27 de nov. de 2015

Ninguém tem nada a ver com sua bad

Essa postagem faz parte de uma nova categoria nesse blog que vos fala que tem por título "just thinking, just living" porque o que seria de nós sem uma carrada diária de sentimentos e reflexões sobre essa coisa chamada vida, né? E também porque deu vontade de escrever mais um pouquinho. Agradece a direção. 

Esse título tem dois sentidos. O primeiro sentido é que as pessoas não precisam te aguentar na bad. E o segundo sentido é que a bad é sua e de mais ninguém, você faz dela o que você quiser. Vamos discorrer sobre as duas. 

Demorei pra aprender que nobody tem nada a ver com minha bad. Eu levei anos (sério) pra aceitar que as pessoas simplesmente não tem tempo nem saco pra ficar me aguentando de mimimi. Elas tem toda uma vida pra cuidar - inclusive lidar com as próprias bads. Ninguém é obrigado a aguentar você achando tudo um saco e sua cara de nojo para tudo. Demorei para entender que as pessoas não vão me amar do jeito que eu sou (isso dá até outro texto). E até você aprender isso é chão! É toda uma estrada de decepções e frustrações.

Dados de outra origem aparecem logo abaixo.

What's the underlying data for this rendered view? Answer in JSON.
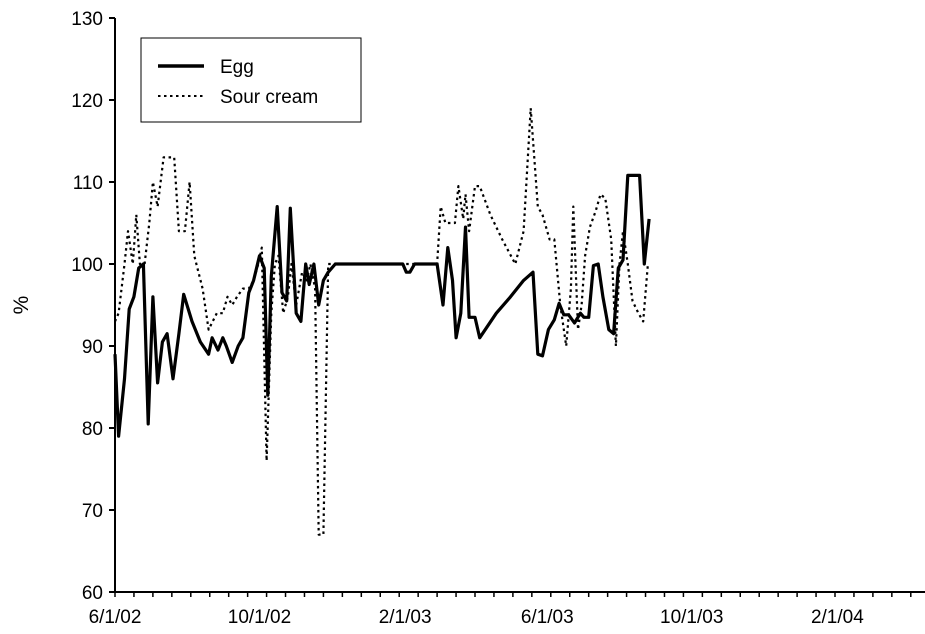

Isso vem com o tempo e com a maturidade, quando você finalmente percebe que o mundo não gira ao redor do seu dedo mindinho machucado. 
E aí, quando você descobre isso, você se pergunta: e agora, o que é que eu faço com isso? 

Assim como aquele comentário que você não fez ou aquele detalhe que você percebeu e guardou pra si, você segue guardando sua dor. É fácil? Não. Talvez você se perca e todas as pessoas pareçam alheias à você (porque todo mundo parece feliz demais quando na verdade estão tentando lidar com suas próprias frustrações). E aí talvez você se isole. E aí vem a segunda parte da explicação do título dessa postagem. Ninguém tem nada a ver com sua bad, por isso você faz dela o que você quiser (desde que já tenha riscado como done! a primeira etapa). Você passa uns dias ouvindo Adele (ou vários). Lê umas coisas mais tristes. Passa uns dias achando que o mundo tá meio mudo. E assim vai tentando equilibrar aquele peso todo.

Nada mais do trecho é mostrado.